Better late than never, I guess.
Larry Summers wrote a recent policy recommendation report, in collaboration with the Center for American Progress, which said (see page numbered 123 at this link):
The World Trade Organization, or WTO, rules pertaining to exchange rates are inadequate to address the challenge of unfair advantage from skewed exchange rates. Thus, it is unsurprising that no WTO member country has ever brought a currency dispute to the body. New trade agreements should explicitly include enforceable disciplines against currency manipulation that appropriately tie mutual trade preferences to mutual recognition that exchange rates should not be allowed to subsidize one party’s exports at the expense of others.
Larry Summers has been part of so many problems.
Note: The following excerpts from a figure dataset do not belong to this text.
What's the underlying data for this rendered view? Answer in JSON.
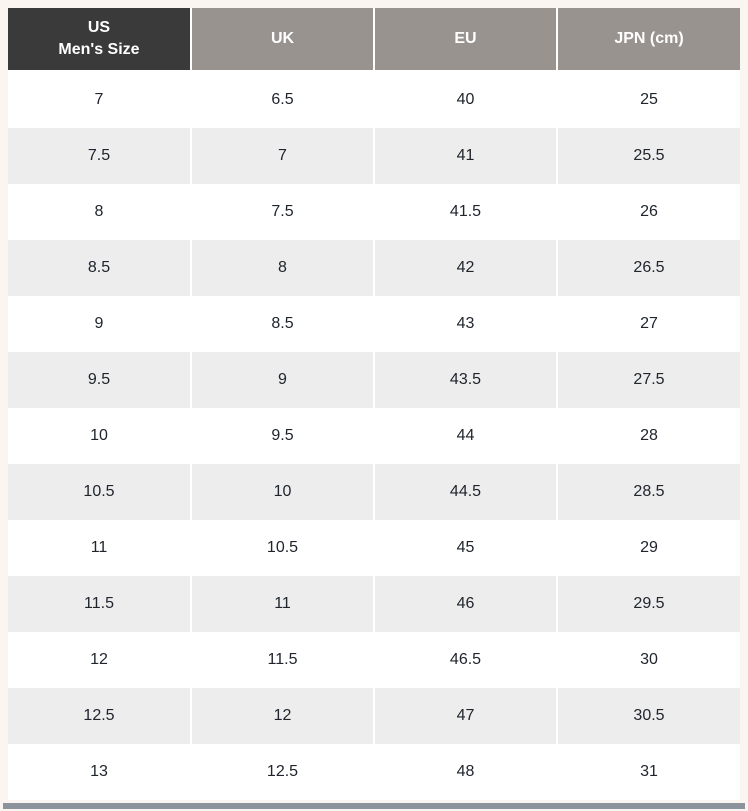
{
  "page": {
    "background_color": "#faf5f0",
    "stripe_color": "#ededed",
    "header_dark_color": "#3a3a3a",
    "header_gray_color": "#999390",
    "body_text_color": "#20252d",
    "scrollbar_color": "#8d939c"
  },
  "table": {
    "headers": [
      "US\nMen's Size",
      "UK",
      "EU",
      "JPN (cm)"
    ],
    "rows": [
      [
        "7",
        "6.5",
        "40",
        "25"
      ],
      [
        "7.5",
        "7",
        "41",
        "25.5"
      ],
      [
        "8",
        "7.5",
        "41.5",
        "26"
      ],
      [
        "8.5",
        "8",
        "42",
        "26.5"
      ],
      [
        "9",
        "8.5",
        "43",
        "27"
      ],
      [
        "9.5",
        "9",
        "43.5",
        "27.5"
      ],
      [
        "10",
        "9.5",
        "44",
        "28"
      ],
      [
        "10.5",
        "10",
        "44.5",
        "28.5"
      ],
      [
        "11",
        "10.5",
        "45",
        "29"
      ],
      [
        "11.5",
        "11",
        "46",
        "29.5"
      ],
      [
        "12",
        "11.5",
        "46.5",
        "30"
      ],
      [
        "12.5",
        "12",
        "47",
        "30.5"
      ],
      [
        "13",
        "12.5",
        "48",
        "31"
      ]
    ]
  }
}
The financialization of the economy, the push towards a fictional services economy future nirvana, opposing policies that are good for producing things and main street businesses, etc. He was a former Treasury Secretary and could have done something about currency. So now he says we gotta do this.
On the upside, he finally is on record saying we need to fix currency in order for trade to work right. He is correct that the WTO prohibits countries to use exchange rates to frustrate the intent of the WTO, i.e. replace tariff cuts with devalued currency. The monetary/central banker community does not want trade issues in their sandbox. This is a very real and difficult-to-overcome turf issue.
Trade deals freeze tariffs and some special interest non-tariff barriers. But do not freeze or otherwise impact tariff barrier replacement tactics like currency manipulation, raising consumption taxes charged at the border, subsidies through state owned enterprises, etc. That’s why America has been the victim of unilateral trade disarmament even as our trade officials pursue more stupid, mercantilist enabling deals.
So, when a former Treasury secretary says that currency values are integral to trade deals and should be a part of them, it is a good step.